Inductive sensor
Inductive sensors, also called eddy current sensors, are composed of three parts: an oscillator, a switching circuit and an amplifying output circuit. The oscillator generates an alternating magnetic field, and when the metal target approaches this magnetic field, and reaches the induction distance, eddy currents are generated in the metal target, which causes the oscillation to decay and even the vibration to stop. The changes of oscillator oscillation and stop vibration are processed by the post-amplifier circuit and converted into a switching signal, which triggers the drive control device, so as to achieve the purpose of non-contact detection. It can be seen that the object that can be detected by this proximity switch must be a conductor.
Capacitive sensor
The measurement of this sensor is usually one plate of the capacitor at which the sensor is fixed, and the other plate is usually grounded or connected to the housing of the device during the measurement process. When an object moves toward the sensor, regardless of whether it is a conductor, due to its proximity, the dielectric constant between the two plates of the capacitor will always change, so that the capacitance of the capacitor will change, so that the state of the circuit connected to the measuring head will also change, thus achieving the purpose of non-contact detection. The objects detected by this proximity switch are not limited to conductors, liquids or powders that can be insulated.
Hall-style sensors
When a sheet of metal or semiconductor with an electric current is placed vertically in a magnetic field, the two ends of the sheet produce a potential difference, which is called the Hall effect. The potential difference between the two ends is called the Hall potential U, and its expression is U=K·I·B/d, where K is the Hall coefficient, I is the current passing through the sheet, B is the magnetic induction intensity of the applied magnetic field (Lorrentz force), and d is the thickness of the sheet.

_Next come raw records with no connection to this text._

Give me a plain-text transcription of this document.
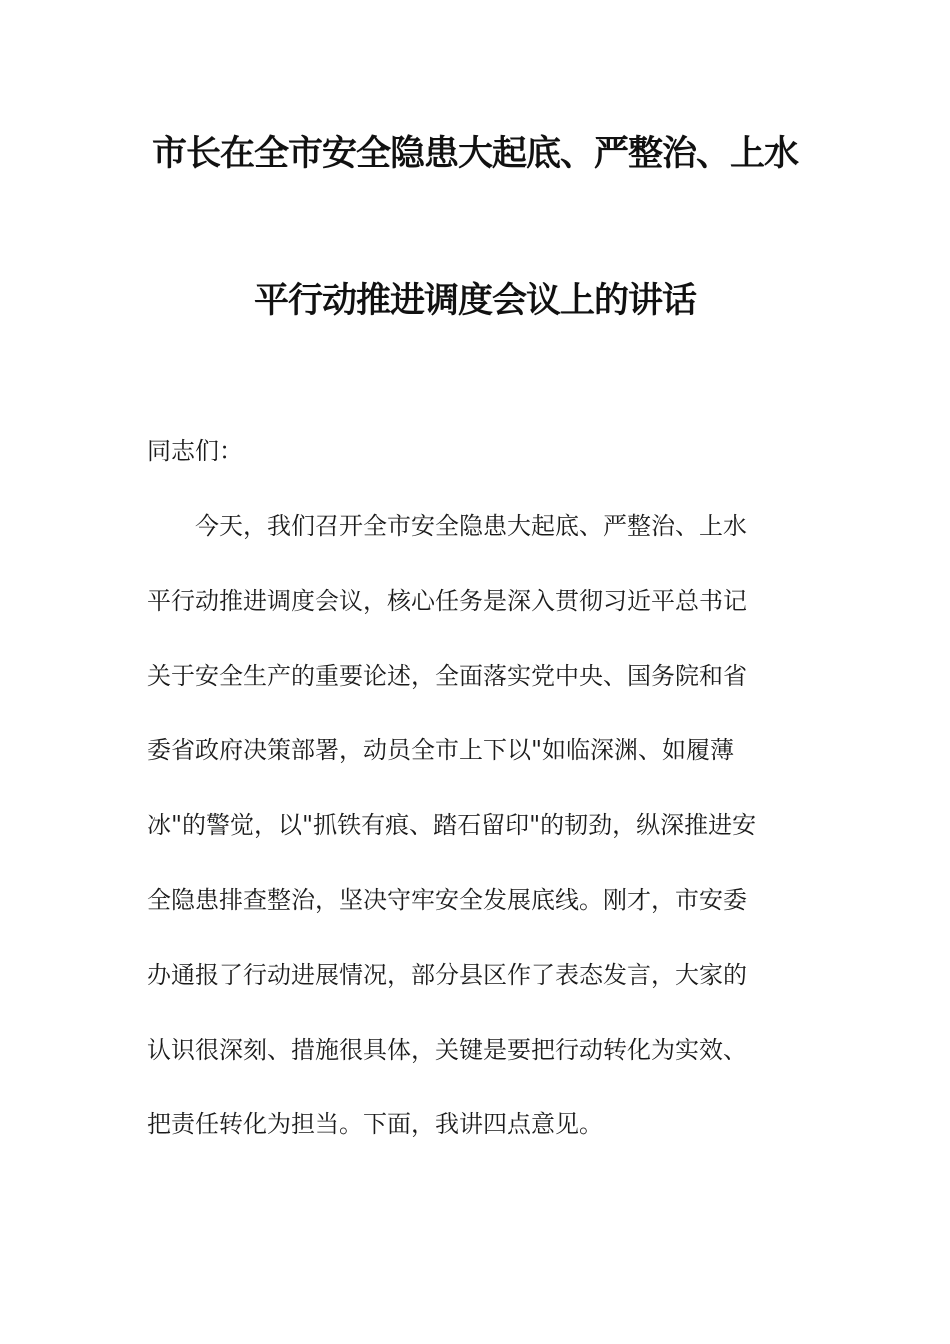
市长在全市安全隐患大起底、严整治、上水
平行动推进调度会议上的讲话
同志们：
今天，我们召开全市安全隐患大起底、严整治、上水
平行动推进调度会议，核心任务是深入贯彻习近平总书记
关于安全生产的重要论述，全面落实党中央、国务院和省
委省政府决策部署，动员全市上下以"如临深渊、如履薄
冰"的警觉，以"抓铁有痕、踏石留印"的韧劲，纵深推进安
全隐患排查整治，坚决守牢安全发展底线。刚才，市安委
办通报了行动进展情况，部分县区作了表态发言，大家的
认识很深刻、措施很具体，关键是要把行动转化为实效、
把责任转化为担当。下面，我讲四点意见。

It can be seen that the sensitivity of Hall effect is directly proportional to the magnetic induction intensity of the applied magnetic field. Hall element belongs to this kind of active magnetoelectric conversion device, which is a magnetic sensitive element. It is based on the principle of Hall effect, the use of integrated packaging and assembly process made, it can easily convert the magnetic input signal into the actual application of electrical signals, but also has the practical application of industrial applications easy to operate and reliability requirements. The Hall switch is made of this characteristic of the Hall element. Its input is characterized by the magnetic induction intensity B. When the value of B reaches a certain degree (such as B1), the trigger inside the Hall switch flips, and the output level state of the Hall switch flips accordingly. The output is generally transistor output, and other sensors are similar to NPN, PNP, normally open, normally closed, latched (bipolar), dual-signal output points. Hall switch has the characteristics of no electric shock, low power consumption, long service life, high response frequency, the internal use of epoxy resin seal into an integrated, so it can work reliably in all kinds of harsh environments.
When the magnetic object moves close to the Hall switch, the Hall element on the detection surface of the switch changes the internal circuit state of the switch due to the Hall effect, which identifies the presence of a magnetic object nearby, and then controls the on or off of the switch. The detection object of this proximity switch must be a magnetic object.
Photoelectric sensor
Photoelectric sensors make use of the photoelectric effect. The light-emitting device and the photoelectric device are installed in the same detection head in a certain direction. When a reflective surface (detected object) approaches, the photoelectric device receives the reflected light and outputs it in the signal, thus it can "sense" that an object is approaching.
The photoelectric proximity switch made of photoelectric sensor can detect various substances, but the error of fluid detection is large.
Pyroelectric sensor
The pyroelectric sensor can sense the temperature change, and the pyroelectric part is installed on the detection surface of the switch. When an object with different ambient temperature approaches, the output signal of the pyroelectric sensor changes, and the approach of the object can be detected by converting the output signal of the sensor.
Linear proximity sensor
Linear proximity sensor is a linear device that belongs to metal induction, after the power is switched on, an alternating magnetic field will be generated on the sensor's induction surface, when the metal object is close to the induction surface, the metal will produce eddy current and absorb the energy of the oscillator, so that the oscillator output amplitude is linearly attenuated, and then according to the attenuation change to complete the purpose of contactless detection of the object.
The proximity sensor has no sliding contact, is not affected by non-metallic factors such as dust when working, and has low power consumption, long life, and can be used in a variety of harsh conditions. The linear sensor is mainly used in the intelligent control of analog quantity in the production line of automation equipment.